2. Verify RED - Watch It Fail

MANDATORY. Never skip.

bash

pytest tests/test_<module>.py::test_<name> -v

Confirm:

•Test fails (not errors due to typos)
•Failure message matches expectation
•Fails because feature is missing, not because of test bugs

Test passes immediately? You're testing existing behavior. Revise the test.

3. GREEN - Minimal Code

Write the simplest code to pass the test.

python

# Good - just enough to pass
def validate_input(value: int) -> bool:
    if value < 0:
        raise ValueError("input must be >= 0")
    return True

python

# Bad - over-engineered beyond what test requires
def validate_input(
    value: int,
    strict: bool = False,      # YAGNI - no test for this yet
    allow_none: bool = True,   # YAGNI
) -> bool:
    ...

Don't:

•Add features not required by current test
•Refactor other code
•"Improve" beyond test scope

4. Verify GREEN - Watch It Pass

MANDATORY.

bash

pytest tests/test_<module>.py -v

Confirm:

•Current test passes
•All other tests still pass
•No warnings or errors

5. REFACTOR - Clean Up

After green only:

•Remove duplication
•Improve names
•Extract helpers

Keep tests green throughout. Don't add behavior.

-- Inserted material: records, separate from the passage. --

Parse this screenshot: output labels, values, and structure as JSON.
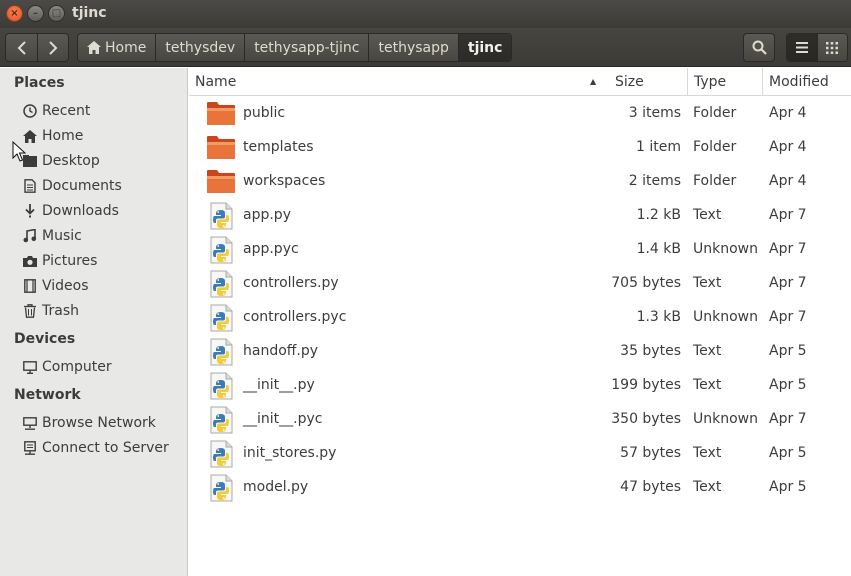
{
  "window": {
    "title": "tjinc"
  },
  "breadcrumbs": [
    "Home",
    "tethysdev",
    "tethysapp-tjinc",
    "tethysapp",
    "tjinc"
  ],
  "sidebar": {
    "places_header": "Places",
    "places": [
      {
        "label": "Recent",
        "icon": "clock-icon"
      },
      {
        "label": "Home",
        "icon": "home-icon"
      },
      {
        "label": "Desktop",
        "icon": "desktop-icon"
      },
      {
        "label": "Documents",
        "icon": "document-icon"
      },
      {
        "label": "Downloads",
        "icon": "download-icon"
      },
      {
        "label": "Music",
        "icon": "music-icon"
      },
      {
        "label": "Pictures",
        "icon": "camera-icon"
      },
      {
        "label": "Videos",
        "icon": "film-icon"
      },
      {
        "label": "Trash",
        "icon": "trash-icon"
      }
    ],
    "devices_header": "Devices",
    "devices": [
      {
        "label": "Computer",
        "icon": "computer-icon"
      }
    ],
    "network_header": "Network",
    "network": [
      {
        "label": "Browse Network",
        "icon": "network-icon"
      },
      {
        "label": "Connect to Server",
        "icon": "server-icon"
      }
    ]
  },
  "columns": {
    "name": "Name",
    "size": "Size",
    "type": "Type",
    "modified": "Modified"
  },
  "files": [
    {
      "name": "public",
      "size": "3 items",
      "type": "Folder",
      "modified": "Apr 4",
      "icon": "folder-icon"
    },
    {
      "name": "templates",
      "size": "1 item",
      "type": "Folder",
      "modified": "Apr 4",
      "icon": "folder-icon"
    },
    {
      "name": "workspaces",
      "size": "2 items",
      "type": "Folder",
      "modified": "Apr 4",
      "icon": "folder-icon"
    },
    {
      "name": "app.py",
      "size": "1.2 kB",
      "type": "Text",
      "modified": "Apr 7",
      "icon": "python-file-icon"
    },
    {
      "name": "app.pyc",
      "size": "1.4 kB",
      "type": "Unknown",
      "modified": "Apr 7",
      "icon": "python-file-icon"
    },
    {
      "name": "controllers.py",
      "size": "705 bytes",
      "type": "Text",
      "modified": "Apr 7",
      "icon": "python-file-icon"
    },
    {
      "name": "controllers.pyc",
      "size": "1.3 kB",
      "type": "Unknown",
      "modified": "Apr 7",
      "icon": "python-file-icon"
    },
    {
      "name": "handoff.py",
      "size": "35 bytes",
      "type": "Text",
      "modified": "Apr 5",
      "icon": "python-file-icon"
    },
    {
      "name": "__init__.py",
      "size": "199 bytes",
      "type": "Text",
      "modified": "Apr 5",
      "icon": "python-file-icon"
    },
    {
      "name": "__init__.pyc",
      "size": "350 bytes",
      "type": "Unknown",
      "modified": "Apr 7",
      "icon": "python-file-icon"
    },
    {
      "name": "init_stores.py",
      "size": "57 bytes",
      "type": "Text",
      "modified": "Apr 5",
      "icon": "python-file-icon"
    },
    {
      "name": "model.py",
      "size": "47 bytes",
      "type": "Text",
      "modified": "Apr 5",
      "icon": "python-file-icon"
    }
  ],
  "colors": {
    "titlebar": "#3c3b37",
    "close_button": "#e0501f",
    "folder": "#e0642b",
    "sidebar_bg": "#e8e8e7"
  }
}
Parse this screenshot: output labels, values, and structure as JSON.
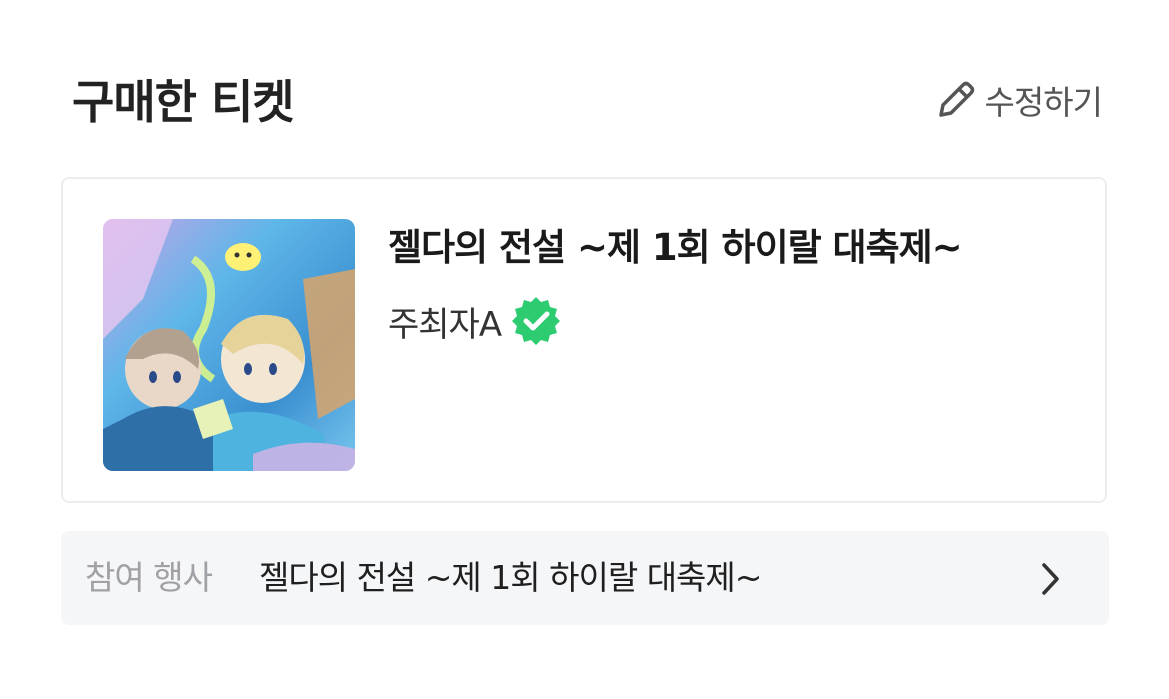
{
  "section": {
    "title": "구매한 티켓",
    "edit_label": "수정하기"
  },
  "ticket": {
    "title": "젤다의 전설 ~제 1회 하이랄 대축제~",
    "organizer": "주최자A",
    "thumbnail_icon": "event-artwork",
    "verified_color": "#2ecc71"
  },
  "event": {
    "label": "참여 행사",
    "name": "젤다의 전설 ~제 1회 하이랄 대축제~"
  },
  "colors": {
    "title_text": "#222222",
    "secondary_text": "#555555",
    "muted_label": "#a0a0a6",
    "card_border": "#ececef",
    "event_row_bg": "#f5f6f8"
  }
}
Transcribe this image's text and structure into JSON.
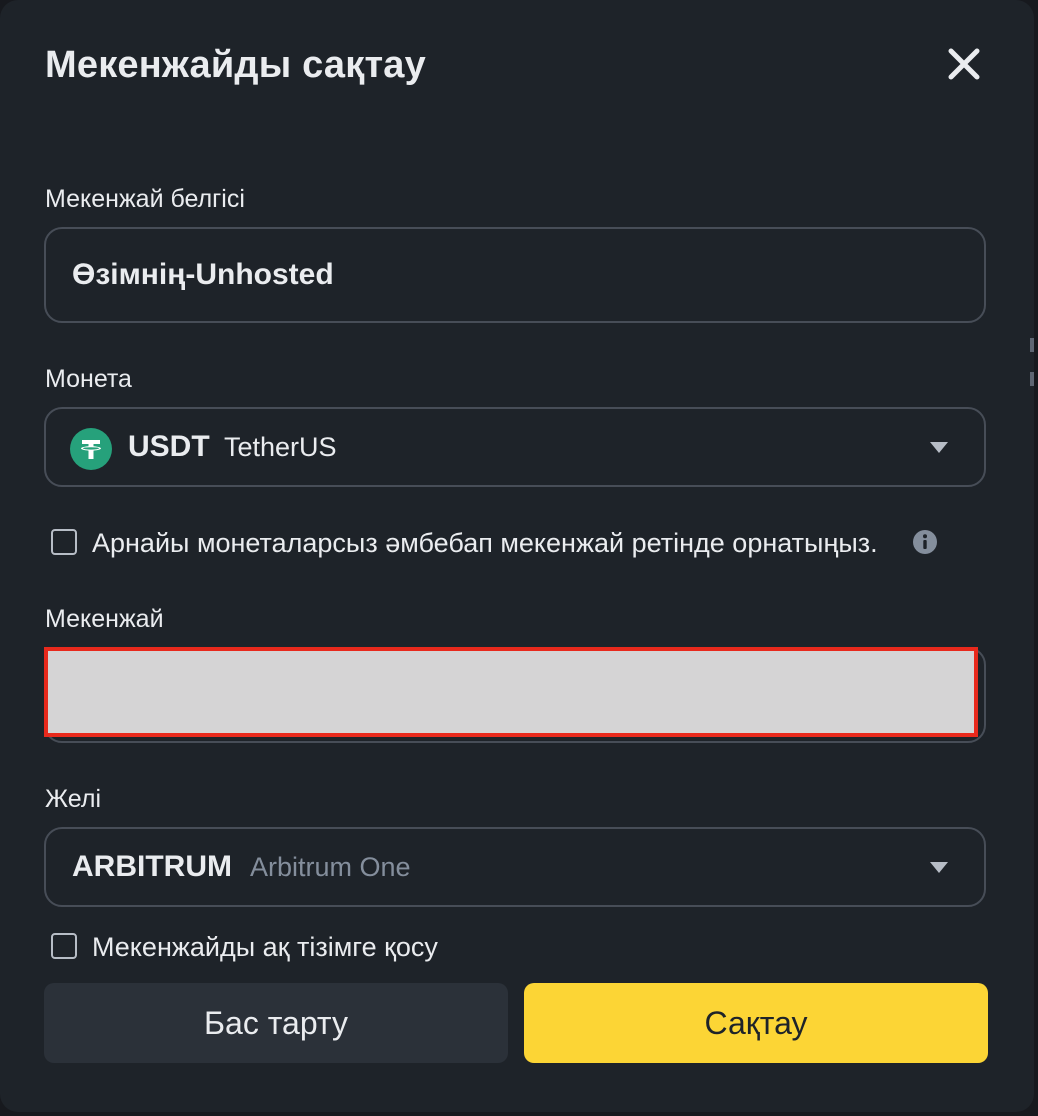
{
  "dialog": {
    "title": "Мекенжайды сақтау"
  },
  "address_label": {
    "label": "Мекенжай белгісі",
    "value": "Өзімнің-Unhosted"
  },
  "coin": {
    "label": "Монета",
    "symbol": "USDT",
    "name": "TetherUS",
    "icon": "tether-icon",
    "icon_color": "#26a17b"
  },
  "universal_checkbox": {
    "label": "Арнайы монеталарсыз әмбебап мекенжай ретінде орнатыңыз.",
    "checked": false
  },
  "address": {
    "label": "Мекенжай",
    "value": ""
  },
  "network": {
    "label": "Желі",
    "symbol": "ARBITRUM",
    "name": "Arbitrum One"
  },
  "whitelist_checkbox": {
    "label": "Мекенжайды ақ тізімге қосу",
    "checked": false
  },
  "buttons": {
    "cancel": "Бас тарту",
    "save": "Сақтау"
  },
  "colors": {
    "background": "#1e2329",
    "accent": "#fcd535",
    "redaction_border": "#e8291c"
  }
}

What If You Wrote Code First?

Pragmatic recovery (don't delete everything):

•Write tests for the implementation
•Verify tests are meaningful by temporarily breaking the code
•Confirm tests fail for the right reason
•Restore the code, confirm tests pass

This isn't true TDD, but it's better than untested code.

Good Test Patterns

Quality	Example
Clear name	test_rejects_empty_input, test_returns_list_of_strings
Edge cases	Empty input, null/None, single value, boundary values
Error conditions	Invalid input types, out of range values
Performance	Test with realistic data sizes when relevant

Example: Testing a Function

python

class TestValidator:
    """Tests for input validator."""

    def test_validator_accepts_positive_integers(self):
        """Validator should return True for positive integers."""
        assert validate_input(42) == True

    def test_validator_rejects_negative_integers(self):
        """Validator should raise ValueError for negative input."""
        with pytest.raises(ValueError, match="must be >= 0"):
            validate_input(-1)

    def test_validator_handles_zero(self):
        """Validator should accept zero as valid input."""
        assert validate_input(0) == True

    def test_validator_rejects_non_integer_types(self):
        """Validator should raise TypeError for non-integer input."""
        with pytest.raises(TypeError):
            validate_input("not an int")

Common Rationalizations (and Responses)

Excuse	Reality
"Too simple to test"	Simple code breaks. Test takes 30 seconds.
"I'll test after"	Tests passing immediately prove nothing about catching bugs.
"Already manually tested"	Manual tests can't be re-run, aren't documented.
"Test is hard to write"	Hard to test = hard to use. Simplify the design.
"Exploring first"	Fine. But mark it as research, not production code.

Verification Checklist

Before marking implementation complete:

• Every new function has at least one test
• Each test failed before implementation (or you verified via breaking)
• Tests fail for expected reason (feature missing, not typo)
• Minimal code written to pass each test
• All tests pass
• Edge cases covered (empty, null, single value)

Bug Fix Process

•Write a failing test that reproduces the bug
•Verify it fails for the right reason
•Fix the bug with minimal code
•Verify test passes
•The test now prevents regression

Never fix bugs without a test.

Red Flags - Pause and Reassess

•Test passes immediately (not testing new behavior)
•Can't explain why test should fail
•Writing lots of code between test runs
•"Just this once" rationalization
•Skipping verify steps

Example: TDD Bug Fix Session

Bug: Empty input causes crash

python

# 1. RED - Write failing test
def test_handles_empty_input():
    """Function should return empty result for empty input."""
    result = process_data([])
    assert len(result) == 0
    assert isinstance(result, list)

# 2. Verify RED
# $ pytest tests/test_processor.py::test_handles_empty_input -v
# FAILED - IndexError: list index out of bounds

# 3. GREEN - Minimal fix
def process_data(data: list) -> list:
    if len(data) == 0:
        return []
    # ... rest of implementation

# 4. Verify GREEN
# $ pytest tests/test_processor.py -v
# PASSED (all tests)

# 5. REFACTOR - None needed for this fix